Japan were dominating possession – as was the case in their previous two games – but offering little in the way of penetration. Yoshito Okubo, twisting and turning on the edge of the area, saw his shot blocked and Keisuke Honda was unlucky with a whipped left-footed free-kick – the less said about his previous two set-piece efforts the better – that skipped past Ospina’s far upright.
Colombia, as ever, were happy to sit deep and break with alacrity. They should have doubled their lead three minutes before the interval but Martínez, after Santiago Arias and Ramos combined neatly on the right, dragged wide from 10 yards with the goal yawning invitingly in front of him. It was a bad miss and became more significant moments later. Honda, on whom so much depends for Japan, cut back onto his left foot and swung in a cross towards the near post. The ball was slightly behind Shinji Okazaki but he did well to get in front of his marker, Carlos Valdés, and steer a twisting header inside the near post.

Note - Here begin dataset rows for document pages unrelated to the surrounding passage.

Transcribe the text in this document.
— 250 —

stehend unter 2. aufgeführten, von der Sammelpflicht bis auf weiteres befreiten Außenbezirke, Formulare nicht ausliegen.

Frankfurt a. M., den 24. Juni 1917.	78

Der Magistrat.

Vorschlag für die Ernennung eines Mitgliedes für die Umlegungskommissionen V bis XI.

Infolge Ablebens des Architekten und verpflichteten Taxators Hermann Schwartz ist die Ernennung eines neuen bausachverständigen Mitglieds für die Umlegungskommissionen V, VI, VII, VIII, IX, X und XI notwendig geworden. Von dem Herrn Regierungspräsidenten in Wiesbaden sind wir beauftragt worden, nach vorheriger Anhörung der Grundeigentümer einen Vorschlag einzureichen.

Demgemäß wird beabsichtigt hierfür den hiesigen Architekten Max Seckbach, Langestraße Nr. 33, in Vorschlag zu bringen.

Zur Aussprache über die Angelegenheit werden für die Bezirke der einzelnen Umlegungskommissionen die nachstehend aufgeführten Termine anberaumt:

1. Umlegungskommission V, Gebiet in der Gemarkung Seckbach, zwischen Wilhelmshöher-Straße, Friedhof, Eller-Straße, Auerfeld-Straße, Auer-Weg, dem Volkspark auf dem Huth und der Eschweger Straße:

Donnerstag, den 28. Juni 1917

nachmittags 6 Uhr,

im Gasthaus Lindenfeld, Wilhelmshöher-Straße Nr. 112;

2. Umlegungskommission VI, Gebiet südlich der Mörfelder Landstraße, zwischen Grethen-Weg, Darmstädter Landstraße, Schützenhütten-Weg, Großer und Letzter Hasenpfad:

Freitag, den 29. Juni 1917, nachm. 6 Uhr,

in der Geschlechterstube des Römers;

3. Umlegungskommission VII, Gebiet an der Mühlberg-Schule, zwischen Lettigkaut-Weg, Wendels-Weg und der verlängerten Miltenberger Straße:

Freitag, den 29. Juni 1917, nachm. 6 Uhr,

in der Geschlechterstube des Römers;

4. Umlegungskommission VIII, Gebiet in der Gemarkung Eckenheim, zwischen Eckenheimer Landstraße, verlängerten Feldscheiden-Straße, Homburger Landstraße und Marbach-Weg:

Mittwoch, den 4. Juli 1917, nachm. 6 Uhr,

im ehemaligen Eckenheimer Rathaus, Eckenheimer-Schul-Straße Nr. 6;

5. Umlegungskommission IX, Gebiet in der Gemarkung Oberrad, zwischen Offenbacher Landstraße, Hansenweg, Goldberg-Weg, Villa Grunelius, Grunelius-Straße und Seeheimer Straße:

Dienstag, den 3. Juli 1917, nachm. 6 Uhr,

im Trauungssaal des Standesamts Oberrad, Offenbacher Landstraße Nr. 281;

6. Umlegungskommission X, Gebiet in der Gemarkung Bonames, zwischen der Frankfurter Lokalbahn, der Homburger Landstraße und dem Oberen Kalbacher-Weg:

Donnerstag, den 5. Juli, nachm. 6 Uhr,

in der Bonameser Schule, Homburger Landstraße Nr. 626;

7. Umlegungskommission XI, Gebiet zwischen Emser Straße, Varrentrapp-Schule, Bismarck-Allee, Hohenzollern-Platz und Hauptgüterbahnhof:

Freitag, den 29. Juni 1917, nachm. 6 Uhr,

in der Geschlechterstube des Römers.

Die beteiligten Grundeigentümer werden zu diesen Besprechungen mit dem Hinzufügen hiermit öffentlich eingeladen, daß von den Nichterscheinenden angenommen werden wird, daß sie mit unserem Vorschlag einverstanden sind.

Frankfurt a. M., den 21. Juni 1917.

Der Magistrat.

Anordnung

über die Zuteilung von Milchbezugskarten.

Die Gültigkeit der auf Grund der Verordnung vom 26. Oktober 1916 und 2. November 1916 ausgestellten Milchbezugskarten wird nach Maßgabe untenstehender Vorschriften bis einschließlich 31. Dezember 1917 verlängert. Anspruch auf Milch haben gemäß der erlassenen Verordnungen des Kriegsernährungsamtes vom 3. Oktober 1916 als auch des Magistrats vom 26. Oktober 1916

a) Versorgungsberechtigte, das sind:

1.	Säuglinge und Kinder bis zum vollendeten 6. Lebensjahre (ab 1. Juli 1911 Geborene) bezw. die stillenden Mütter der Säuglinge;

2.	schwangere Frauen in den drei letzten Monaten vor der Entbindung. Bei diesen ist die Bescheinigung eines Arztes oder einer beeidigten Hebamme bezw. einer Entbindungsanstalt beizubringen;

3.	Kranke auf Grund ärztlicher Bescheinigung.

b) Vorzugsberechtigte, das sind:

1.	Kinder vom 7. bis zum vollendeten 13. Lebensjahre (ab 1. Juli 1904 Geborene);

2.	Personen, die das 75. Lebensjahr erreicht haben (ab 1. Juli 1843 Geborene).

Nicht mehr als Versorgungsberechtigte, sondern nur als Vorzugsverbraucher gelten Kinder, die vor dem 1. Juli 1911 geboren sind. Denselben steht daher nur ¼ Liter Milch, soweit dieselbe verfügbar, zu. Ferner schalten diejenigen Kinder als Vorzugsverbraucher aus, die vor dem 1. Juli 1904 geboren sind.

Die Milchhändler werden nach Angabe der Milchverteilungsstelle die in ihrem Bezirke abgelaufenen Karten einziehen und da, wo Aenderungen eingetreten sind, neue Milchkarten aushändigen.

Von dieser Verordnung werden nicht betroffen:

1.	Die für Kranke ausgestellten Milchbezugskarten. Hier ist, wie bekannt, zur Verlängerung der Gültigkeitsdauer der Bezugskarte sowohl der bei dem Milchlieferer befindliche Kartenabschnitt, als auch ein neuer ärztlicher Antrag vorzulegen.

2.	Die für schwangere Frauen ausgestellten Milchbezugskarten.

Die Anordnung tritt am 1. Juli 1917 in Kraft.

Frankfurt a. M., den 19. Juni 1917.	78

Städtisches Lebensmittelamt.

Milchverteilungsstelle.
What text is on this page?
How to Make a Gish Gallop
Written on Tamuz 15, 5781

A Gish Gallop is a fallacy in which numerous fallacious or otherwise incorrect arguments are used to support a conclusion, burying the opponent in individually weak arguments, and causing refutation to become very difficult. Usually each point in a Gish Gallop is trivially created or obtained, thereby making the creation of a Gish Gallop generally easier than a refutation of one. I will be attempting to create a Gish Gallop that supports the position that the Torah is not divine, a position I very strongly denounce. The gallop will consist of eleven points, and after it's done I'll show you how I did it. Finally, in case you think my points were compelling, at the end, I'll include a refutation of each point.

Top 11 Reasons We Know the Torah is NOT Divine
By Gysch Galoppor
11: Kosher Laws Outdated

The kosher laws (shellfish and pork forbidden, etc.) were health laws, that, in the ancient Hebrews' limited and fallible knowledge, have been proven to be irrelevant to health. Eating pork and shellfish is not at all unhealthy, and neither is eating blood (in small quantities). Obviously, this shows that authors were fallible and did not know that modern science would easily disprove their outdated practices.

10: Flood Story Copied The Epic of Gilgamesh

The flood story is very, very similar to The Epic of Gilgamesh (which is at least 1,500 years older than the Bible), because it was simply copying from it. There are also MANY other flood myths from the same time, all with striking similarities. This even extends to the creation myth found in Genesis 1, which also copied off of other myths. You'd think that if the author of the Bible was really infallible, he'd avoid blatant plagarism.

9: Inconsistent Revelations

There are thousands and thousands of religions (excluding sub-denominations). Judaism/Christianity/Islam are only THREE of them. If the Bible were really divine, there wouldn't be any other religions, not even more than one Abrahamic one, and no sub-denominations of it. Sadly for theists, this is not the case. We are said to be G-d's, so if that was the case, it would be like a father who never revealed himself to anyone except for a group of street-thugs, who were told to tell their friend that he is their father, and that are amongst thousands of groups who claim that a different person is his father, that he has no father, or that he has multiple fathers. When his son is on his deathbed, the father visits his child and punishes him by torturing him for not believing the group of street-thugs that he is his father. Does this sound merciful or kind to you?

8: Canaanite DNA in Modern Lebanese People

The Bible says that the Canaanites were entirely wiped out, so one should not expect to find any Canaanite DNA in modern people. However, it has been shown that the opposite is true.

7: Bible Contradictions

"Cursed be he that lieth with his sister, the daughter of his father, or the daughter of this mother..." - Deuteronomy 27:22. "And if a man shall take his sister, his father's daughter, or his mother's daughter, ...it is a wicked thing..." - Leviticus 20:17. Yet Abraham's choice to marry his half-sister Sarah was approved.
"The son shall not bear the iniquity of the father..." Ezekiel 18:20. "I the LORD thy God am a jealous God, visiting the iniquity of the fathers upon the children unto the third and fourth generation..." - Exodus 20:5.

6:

That was the last action of the first half and ought to have given Japan a huge lift, but it was Colombia who struck again. Rodríguez, on for Juan Fernando Quintero, had delivered a delicious free-kick moments earlier that somehow eluded a line of Colombian players. His next contribution was more gratefully accepted. Receiving the ball on the edge of the area from Santiago Arias, Rodríguez could easily have shot but instead showed superb awareness to flick the ball with the outside of his boot into the path of Jackson Martínez. This time the striker made no mistake. Japan pressed for a second equaliser but the game was up for them when Martinez coolly curled into the far corner after a sublime reverse pass from Rodríguez. The Monaco playmaker then delivered the coup de grace when he dinked the ball over Eiji Kawashima.